Dissolve the yeast in 1/2 cup milk.

In a large bowl, combine flours. Using a wooden spoon or a pastry cutter, work pieces of butter into flour until fine, like cornmeal; set aside a third of this mixture. (This step will make it easier to work the large amount of dough.)

In a medium bowl, dissolve sugar in remaining 1 1/4 cups milk. Stir in the eggs, salt, mace, lemon zest and the yeast mixture.

Using a wooden spoon, mix well with the flour mixture until it's incorporated. Add the reserved third of flour mixture, and mix well until a firmer dough forms, about 15 minutes. You may need to work the dough on a countertop with your hands.

Cover dough with plastic wrap; let rise until doubled in size, about 2 hours.

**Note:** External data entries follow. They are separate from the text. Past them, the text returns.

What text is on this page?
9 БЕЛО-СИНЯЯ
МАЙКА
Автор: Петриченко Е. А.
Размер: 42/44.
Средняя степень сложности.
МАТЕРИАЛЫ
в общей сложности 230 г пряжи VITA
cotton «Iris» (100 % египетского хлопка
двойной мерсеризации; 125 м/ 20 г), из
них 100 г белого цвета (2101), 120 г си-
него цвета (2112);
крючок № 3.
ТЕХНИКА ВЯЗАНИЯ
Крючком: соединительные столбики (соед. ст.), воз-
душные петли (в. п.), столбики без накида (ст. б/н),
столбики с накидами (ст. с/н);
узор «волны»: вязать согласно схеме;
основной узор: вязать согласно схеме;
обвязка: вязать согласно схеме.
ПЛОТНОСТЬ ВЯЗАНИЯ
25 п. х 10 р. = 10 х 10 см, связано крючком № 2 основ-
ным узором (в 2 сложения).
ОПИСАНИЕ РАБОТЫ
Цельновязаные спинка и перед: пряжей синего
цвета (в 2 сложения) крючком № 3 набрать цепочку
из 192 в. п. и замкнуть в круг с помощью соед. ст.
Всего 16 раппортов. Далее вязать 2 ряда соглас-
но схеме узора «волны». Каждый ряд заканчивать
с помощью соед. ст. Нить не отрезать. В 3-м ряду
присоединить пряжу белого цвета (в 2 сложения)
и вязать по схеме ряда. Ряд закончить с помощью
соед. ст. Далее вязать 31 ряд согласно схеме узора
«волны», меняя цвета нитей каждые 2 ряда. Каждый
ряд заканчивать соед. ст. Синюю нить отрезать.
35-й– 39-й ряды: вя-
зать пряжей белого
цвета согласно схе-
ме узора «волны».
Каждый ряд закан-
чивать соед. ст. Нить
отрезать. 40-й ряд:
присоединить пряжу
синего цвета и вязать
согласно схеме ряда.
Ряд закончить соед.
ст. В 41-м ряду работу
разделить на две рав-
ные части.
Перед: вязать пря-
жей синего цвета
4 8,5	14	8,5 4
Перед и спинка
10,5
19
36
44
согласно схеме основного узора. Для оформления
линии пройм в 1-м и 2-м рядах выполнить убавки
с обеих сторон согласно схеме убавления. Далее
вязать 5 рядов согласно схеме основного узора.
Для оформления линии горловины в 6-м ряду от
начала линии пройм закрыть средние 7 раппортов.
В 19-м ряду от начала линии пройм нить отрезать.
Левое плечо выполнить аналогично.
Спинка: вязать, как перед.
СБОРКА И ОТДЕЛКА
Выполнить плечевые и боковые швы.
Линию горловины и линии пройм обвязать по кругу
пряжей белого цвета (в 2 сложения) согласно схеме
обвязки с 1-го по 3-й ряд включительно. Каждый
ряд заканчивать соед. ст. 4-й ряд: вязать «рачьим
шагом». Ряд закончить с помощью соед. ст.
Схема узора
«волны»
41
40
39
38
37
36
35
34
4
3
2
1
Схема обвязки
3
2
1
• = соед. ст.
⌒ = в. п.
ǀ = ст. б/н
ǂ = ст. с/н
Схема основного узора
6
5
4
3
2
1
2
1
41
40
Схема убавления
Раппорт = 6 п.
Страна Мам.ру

Transfer dough to a floured surface. Divide in half. Work almonds and raisins into each half.

Preheat oven to 325 degrees.

Divide one dough half into 4 pieces. Roll each piece out lengthwise to 16-18 inches; braid the 4 pieces together. Transfer the braid to a greased baking sheet, laying it lengthwise.

Divide the other dough half into 4 pieces, and set 1 piece aside. Roll the remaining 3 pieces out lengthwise to 16-18 inches, and braid them together. Place lengthwise on top of the first braid.

Roll the remaining piece out lengthwise to 16-18 inches. Twist it like a rope, fold it in half and place it lengthwise on top of the braided layers.

Brush loaf with egg. Bake for 50 minutes.